With a stance reminiscent of Nike’s jogging shoe golden era (think the Daybreak, produced from 1979 to 1981) and a radical, visible Nike Air heel unit, the Nike Air Max Pre-Day breaks new ground in Air.
The shoe’s arresting aesthetic, a blend of the late-1970s and the 2020s, highlights a simplified design ethos that minimizes material waste with at least 20 percent recycled content by weight (the upper is 100 percent recycled polyester; the outsole about 13 percent Nike Grind Rubber) and positions the Air unit in an entirely new light.
Fully exposed, the heel Air bag is the same one employed in current Air Max 1s, Air Max 90s, Air Jordan IIIs, IVs, Vs and VIs.
The difference? Rather than only visible through a window, the full Air unit is now exposed between the midsole and outsole.
© Nike
Beyond the visual impact of the engineering, this articulation of the Air unit also supports a new underfoot sensation.

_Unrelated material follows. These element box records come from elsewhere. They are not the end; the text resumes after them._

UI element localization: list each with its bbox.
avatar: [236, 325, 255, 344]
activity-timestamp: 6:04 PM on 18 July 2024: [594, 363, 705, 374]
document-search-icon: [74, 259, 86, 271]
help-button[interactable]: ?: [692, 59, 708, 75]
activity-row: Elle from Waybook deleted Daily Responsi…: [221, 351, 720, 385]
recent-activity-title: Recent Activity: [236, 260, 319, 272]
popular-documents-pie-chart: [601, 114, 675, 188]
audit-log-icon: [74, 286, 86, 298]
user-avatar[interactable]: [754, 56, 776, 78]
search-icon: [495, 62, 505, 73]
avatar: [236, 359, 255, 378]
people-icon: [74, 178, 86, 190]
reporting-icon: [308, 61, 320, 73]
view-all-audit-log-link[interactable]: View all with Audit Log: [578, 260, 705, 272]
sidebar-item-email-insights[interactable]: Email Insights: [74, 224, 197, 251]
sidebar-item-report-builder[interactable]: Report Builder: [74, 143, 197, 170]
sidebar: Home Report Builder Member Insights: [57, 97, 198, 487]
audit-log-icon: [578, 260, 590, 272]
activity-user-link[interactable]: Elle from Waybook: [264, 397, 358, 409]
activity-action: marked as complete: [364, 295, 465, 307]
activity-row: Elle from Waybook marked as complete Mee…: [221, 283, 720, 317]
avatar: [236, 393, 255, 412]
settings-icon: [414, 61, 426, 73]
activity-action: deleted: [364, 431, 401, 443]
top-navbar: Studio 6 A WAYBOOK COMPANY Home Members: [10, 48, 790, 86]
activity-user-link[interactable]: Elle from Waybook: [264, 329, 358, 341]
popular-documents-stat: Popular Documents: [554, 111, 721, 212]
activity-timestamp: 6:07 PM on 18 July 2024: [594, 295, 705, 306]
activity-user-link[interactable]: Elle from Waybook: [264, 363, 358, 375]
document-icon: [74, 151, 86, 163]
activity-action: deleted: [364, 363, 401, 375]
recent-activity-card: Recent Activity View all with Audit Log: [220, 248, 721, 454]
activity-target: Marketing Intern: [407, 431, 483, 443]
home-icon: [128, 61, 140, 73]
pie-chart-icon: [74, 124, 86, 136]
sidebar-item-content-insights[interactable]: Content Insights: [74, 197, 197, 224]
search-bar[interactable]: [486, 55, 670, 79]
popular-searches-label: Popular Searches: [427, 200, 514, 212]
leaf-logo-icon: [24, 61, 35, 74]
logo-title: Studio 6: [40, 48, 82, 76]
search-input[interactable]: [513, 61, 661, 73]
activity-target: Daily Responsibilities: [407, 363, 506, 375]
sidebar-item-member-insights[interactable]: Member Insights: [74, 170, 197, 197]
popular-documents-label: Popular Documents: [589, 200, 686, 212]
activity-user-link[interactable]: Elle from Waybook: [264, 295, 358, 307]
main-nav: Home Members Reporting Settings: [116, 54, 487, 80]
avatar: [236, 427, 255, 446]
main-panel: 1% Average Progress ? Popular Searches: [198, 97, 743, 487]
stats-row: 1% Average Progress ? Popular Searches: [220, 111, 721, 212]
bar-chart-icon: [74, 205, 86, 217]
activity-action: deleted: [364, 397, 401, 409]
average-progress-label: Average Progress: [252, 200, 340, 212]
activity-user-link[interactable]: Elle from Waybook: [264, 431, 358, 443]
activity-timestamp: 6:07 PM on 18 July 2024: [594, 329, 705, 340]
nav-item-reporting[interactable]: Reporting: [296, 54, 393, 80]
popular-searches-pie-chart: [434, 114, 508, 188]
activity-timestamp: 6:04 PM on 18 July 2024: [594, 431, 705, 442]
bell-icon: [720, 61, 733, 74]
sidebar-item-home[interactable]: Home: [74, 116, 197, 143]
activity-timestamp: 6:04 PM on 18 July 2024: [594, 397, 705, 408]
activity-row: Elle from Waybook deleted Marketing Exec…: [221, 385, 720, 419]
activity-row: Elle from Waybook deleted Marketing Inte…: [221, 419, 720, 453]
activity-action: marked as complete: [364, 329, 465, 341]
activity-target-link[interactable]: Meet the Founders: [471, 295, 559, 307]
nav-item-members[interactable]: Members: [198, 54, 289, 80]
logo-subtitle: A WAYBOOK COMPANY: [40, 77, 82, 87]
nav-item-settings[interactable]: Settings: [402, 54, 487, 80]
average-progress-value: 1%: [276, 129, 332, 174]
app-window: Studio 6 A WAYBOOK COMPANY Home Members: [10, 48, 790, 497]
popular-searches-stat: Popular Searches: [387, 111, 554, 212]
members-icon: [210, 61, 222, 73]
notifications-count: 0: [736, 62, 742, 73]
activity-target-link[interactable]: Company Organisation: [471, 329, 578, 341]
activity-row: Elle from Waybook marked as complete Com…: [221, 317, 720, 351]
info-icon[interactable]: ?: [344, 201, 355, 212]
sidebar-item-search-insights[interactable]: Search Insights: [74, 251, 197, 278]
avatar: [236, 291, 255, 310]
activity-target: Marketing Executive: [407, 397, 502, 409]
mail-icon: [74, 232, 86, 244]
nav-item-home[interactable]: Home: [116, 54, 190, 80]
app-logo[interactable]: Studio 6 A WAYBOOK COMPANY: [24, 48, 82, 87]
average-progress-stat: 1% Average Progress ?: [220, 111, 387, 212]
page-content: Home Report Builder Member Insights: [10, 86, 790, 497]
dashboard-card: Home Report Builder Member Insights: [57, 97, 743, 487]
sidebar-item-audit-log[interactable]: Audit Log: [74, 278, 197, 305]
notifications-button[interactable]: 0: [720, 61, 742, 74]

Decreasing layers between foot and Air, and placing the unit between two hard surfaces, the Air Max Pre-Day achieves a more pronounced bounce with each walking stride.
With that breakthrough, the shoe considers the dawn of Air and honors decades of Nike experimentation and innovation in the cushioning.
While the Air-Sole debuted in the late ’70s with the Tailwind, its development as a Nike icon owes much to the continually progressive work of Air Manufacturing Innovation (Air MI).
© Nike
Air MI began life as Tetra Plastics, a St. Louis-area plastics manufacturer founded on four major principles: quality, service, innovation and engineering.
Tetra started working with Nike on Air-Soles in 1981. In 1986, the firm developed the Visi-Air tubing that made the Air Max 1 possible and from 1989 to 1991 pioneered the blow molding of Air bags, a process that has allowed for increased cushioning in visible Air shoes.
© Nike
The relationship between the two parties matured into Nike’s full acquisition of Tetra in 1991.
The last three decades of Air MI have been characterized by a consistent stream of innovation.
The evolution of Air is marked by breakthroughs in thermoforming, resulting in radical new Air bag shapes and advances in performance, and significant gains in sustainable manufacturing, such as the reuse of more than 90 percent of the waste from materials used for Air-Soles to make new, innovative cushioning systems.
In the Pre-Day, the promise of Nike Air registers yet another revolution. And rethinking the use of the popular visible Air unit offers a subtle reminder that a good idea can have several incarnations.
The Nike Air Max Pre-Day releases March 26 via SNKRS and at select global retailers.